Derweil zeichnet sich ein langwieriger Strafprozess gegen Braun ab. Das Landgericht München ist dabei, die Anklage auf Zulässigkeit zu prüfen. Wird dem stattgegeben, könnte gegen Braun ein Gerichtsverfahren möglicherweise im kommenden Herbst beginnen. Der Angeklagte streitet bisher alle Vorwürfe ab und hält sich für unschuldig. Er sieht sich in der Rolle eines Opfers. Über seine Strafverteidiger lässt er ausrichten, Marsalek habe hinter seinem Rücken Scheingeschäfte und Luftbuchungen betrieben, um die wahre Lage des Unternehmens zu verschleiern.

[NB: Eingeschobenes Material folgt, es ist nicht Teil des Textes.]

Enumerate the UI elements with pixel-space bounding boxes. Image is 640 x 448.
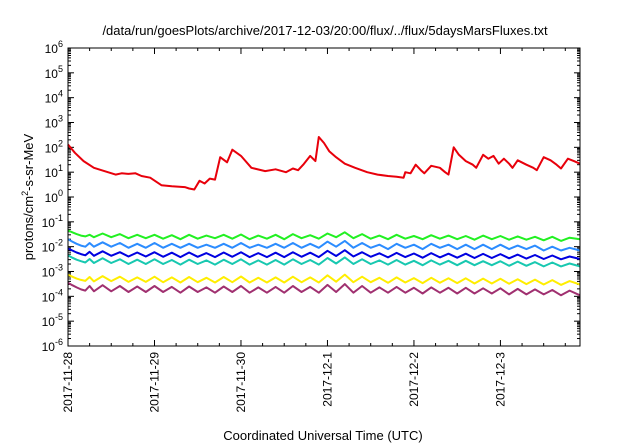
y-tick-label-exp: -2 — [55, 238, 63, 248]
y-tick-label-base: 10 — [45, 117, 59, 131]
svg-text:protons/cm2-s-sr-MeV: protons/cm2-s-sr-MeV — [20, 133, 36, 260]
y-tick-label-exp: -4 — [55, 287, 63, 297]
y-tick-label: 10-1 — [42, 213, 63, 230]
y-axis-ticks: 10610510410310210110010-110-210-310-410-… — [42, 39, 580, 354]
series-line-4 — [67, 247, 581, 261]
y-axis-label-base: protons/cm — [21, 196, 36, 260]
y-tick-label-base: 10 — [42, 216, 56, 230]
y-tick-label-base: 10 — [42, 266, 56, 280]
y-tick-label: 103 — [45, 114, 63, 131]
y-tick-label-exp: -6 — [55, 337, 63, 347]
x-tick-label: 2017-12-1 — [320, 352, 334, 407]
y-tick-label-exp: -5 — [55, 312, 63, 322]
y-tick-label: 10-4 — [42, 287, 63, 304]
x-tick-label: 2017-11-28 — [61, 352, 75, 413]
y-axis-label: protons/cm2-s-sr-MeV — [20, 133, 36, 260]
y-tick-label-exp: 0 — [58, 188, 63, 198]
y-tick-label: 104 — [45, 89, 63, 106]
x-axis-ticks: 2017-11-28 2017-11-29 2017-11-30 2017-12-1 2… — [61, 48, 566, 413]
y-axis-label-rest: -s-sr-MeV — [21, 133, 36, 190]
y-tick-label: 10-3 — [42, 263, 63, 280]
y-axis-label-sup: 2 — [20, 191, 30, 196]
series-line-2 — [67, 229, 581, 242]
y-tick-label: 10-5 — [42, 312, 63, 329]
y-tick-label-base: 10 — [45, 42, 59, 56]
y-tick-label-base: 10 — [42, 340, 56, 354]
plot-frame — [67, 47, 581, 347]
y-tick-label-base: 10 — [45, 92, 59, 106]
y-tick-label: 105 — [45, 64, 63, 81]
y-tick-label-exp: 6 — [58, 39, 63, 49]
x-tick-label: 2017-12-2 — [407, 352, 421, 407]
series-line-1 — [67, 136, 581, 191]
y-tick-label: 10-2 — [42, 238, 63, 255]
y-tick-label-base: 10 — [45, 67, 59, 81]
y-tick-label-exp: 2 — [58, 138, 63, 148]
y-tick-label-exp: 5 — [58, 64, 63, 74]
y-tick-label: 101 — [45, 163, 63, 180]
y-tick-label-exp: -1 — [55, 213, 63, 223]
y-tick-label-exp: -3 — [55, 263, 63, 273]
y-tick-label-base: 10 — [45, 191, 59, 205]
y-tick-label: 106 — [45, 39, 63, 56]
y-tick-label-base: 10 — [42, 241, 56, 255]
y-tick-label: 100 — [45, 188, 63, 205]
x-tick-label: 2017-11-30 — [234, 352, 248, 413]
series-line-5 — [67, 254, 581, 268]
x-tick-label: 2017-11-29 — [147, 352, 161, 413]
series-layer — [67, 136, 581, 297]
series-line-7 — [67, 281, 581, 297]
y-tick-label: 102 — [45, 138, 63, 155]
y-tick-label-base: 10 — [45, 166, 59, 180]
series-line-6 — [67, 273, 581, 286]
y-tick-label-base: 10 — [45, 141, 59, 155]
series-line-3 — [67, 238, 581, 252]
x-tick-label: 2017-12-3 — [493, 352, 507, 407]
y-tick-label-base: 10 — [42, 290, 56, 304]
y-tick-label: 10-6 — [42, 337, 63, 354]
chart-title: /data/run/goesPlots/archive/2017-12-03/2… — [102, 23, 548, 38]
y-tick-label-exp: 3 — [58, 114, 63, 124]
y-tick-label-exp: 1 — [58, 163, 63, 173]
y-tick-label-exp: 4 — [58, 89, 63, 99]
x-axis-label: Coordinated Universal Time (UTC) — [223, 428, 422, 443]
y-tick-label-base: 10 — [42, 315, 56, 329]
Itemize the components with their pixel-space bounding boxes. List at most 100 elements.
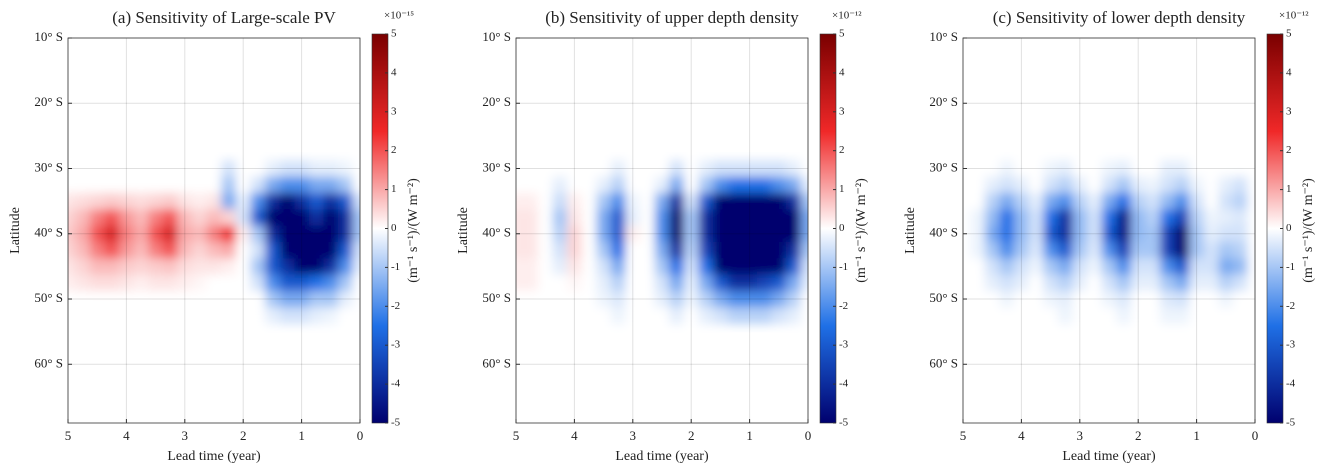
cell — [552, 160, 568, 178]
cell — [1014, 192, 1030, 210]
field-clip — [516, 160, 808, 324]
cell — [206, 160, 222, 178]
cell — [999, 225, 1015, 243]
cell — [537, 290, 553, 308]
colorbar-tick-label: 2 — [1286, 144, 1292, 156]
cell — [323, 209, 339, 227]
cell — [265, 209, 281, 227]
cell — [567, 290, 583, 308]
cell — [523, 274, 539, 292]
cell — [89, 307, 105, 324]
cell — [596, 258, 612, 276]
cell — [1218, 307, 1234, 324]
cell — [338, 209, 354, 227]
cell — [1189, 274, 1205, 292]
cell — [537, 160, 553, 178]
cell — [683, 160, 699, 178]
cell — [523, 241, 539, 259]
cell — [1174, 290, 1190, 308]
cell — [1247, 241, 1255, 259]
cell — [89, 192, 105, 210]
cell — [1218, 241, 1234, 259]
cell — [771, 258, 787, 276]
cell — [1057, 307, 1073, 324]
colorbar-tick-label: 2 — [839, 144, 845, 156]
cell — [1145, 258, 1161, 276]
cell — [1014, 307, 1030, 324]
y-tick-label: 40° S — [929, 225, 958, 240]
cell — [1014, 225, 1030, 243]
cell — [352, 258, 360, 276]
cell — [250, 258, 266, 276]
cell — [1130, 209, 1146, 227]
cell — [771, 176, 787, 194]
cell — [133, 258, 149, 276]
cell — [119, 225, 135, 243]
x-tick-label: 3 — [630, 428, 637, 443]
cell — [727, 160, 743, 178]
cell — [338, 290, 354, 308]
cell — [265, 176, 281, 194]
cell — [1203, 307, 1219, 324]
cell — [279, 192, 295, 210]
cell — [323, 160, 339, 178]
cell — [1130, 225, 1146, 243]
cell — [970, 307, 986, 324]
cell — [963, 192, 971, 210]
cell — [265, 307, 281, 324]
cell — [104, 209, 120, 227]
cell — [786, 176, 802, 194]
cell — [610, 274, 626, 292]
cell — [1116, 209, 1132, 227]
cell — [596, 192, 612, 210]
colorbar-tick-label: 2 — [391, 144, 397, 156]
cell — [516, 258, 524, 276]
cell — [1160, 192, 1176, 210]
cell — [352, 225, 360, 243]
chart-title: (b) Sensitivity of upper depth density — [545, 8, 799, 27]
cell — [1174, 307, 1190, 324]
cell — [786, 160, 802, 178]
cell — [1116, 290, 1132, 308]
cell — [1189, 176, 1205, 194]
cell — [756, 160, 772, 178]
cell — [75, 160, 91, 178]
cell — [279, 290, 295, 308]
cell — [581, 307, 597, 324]
cell — [352, 176, 360, 194]
cell — [1160, 176, 1176, 194]
y-axis-label: Latitude — [456, 207, 471, 254]
cell — [1057, 192, 1073, 210]
cell — [1028, 209, 1044, 227]
cell — [771, 225, 787, 243]
cell — [1014, 160, 1030, 178]
plot-frame — [515, 37, 809, 424]
cell — [1072, 192, 1088, 210]
cell — [713, 192, 729, 210]
cell — [265, 192, 281, 210]
cell — [516, 192, 524, 210]
cell — [1057, 225, 1073, 243]
cell — [537, 225, 553, 243]
cell — [338, 258, 354, 276]
cell — [1014, 274, 1030, 292]
cell — [800, 176, 808, 194]
cell — [742, 290, 758, 308]
cell — [970, 160, 986, 178]
cell — [1160, 160, 1176, 178]
cell — [1233, 274, 1249, 292]
cell — [537, 241, 553, 259]
cell — [970, 176, 986, 194]
cell — [177, 176, 193, 194]
cell — [294, 225, 310, 243]
cell — [177, 258, 193, 276]
cell — [800, 192, 808, 210]
cell — [1043, 274, 1059, 292]
cell — [786, 307, 802, 324]
cell — [713, 176, 729, 194]
cell — [1160, 209, 1176, 227]
cell — [308, 176, 324, 194]
cell — [148, 307, 164, 324]
cell — [294, 160, 310, 178]
cell — [250, 274, 266, 292]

Marsalek war unter anderem für Aktivitäten in Südostasien zuständig. Mit sogenannten Treuhandkonten hat dieser vermutlich das Drittpartnergeschäft betrieben. Diese Konten und Geschäfte bestanden aber nur auf dem Papier, wie sich herausstellte. Die Strafermittler werfen Braun vor, die kriminellen Machenschaften gesteuert zu haben. Sie nehmen ihm die Opferrolle nicht ab.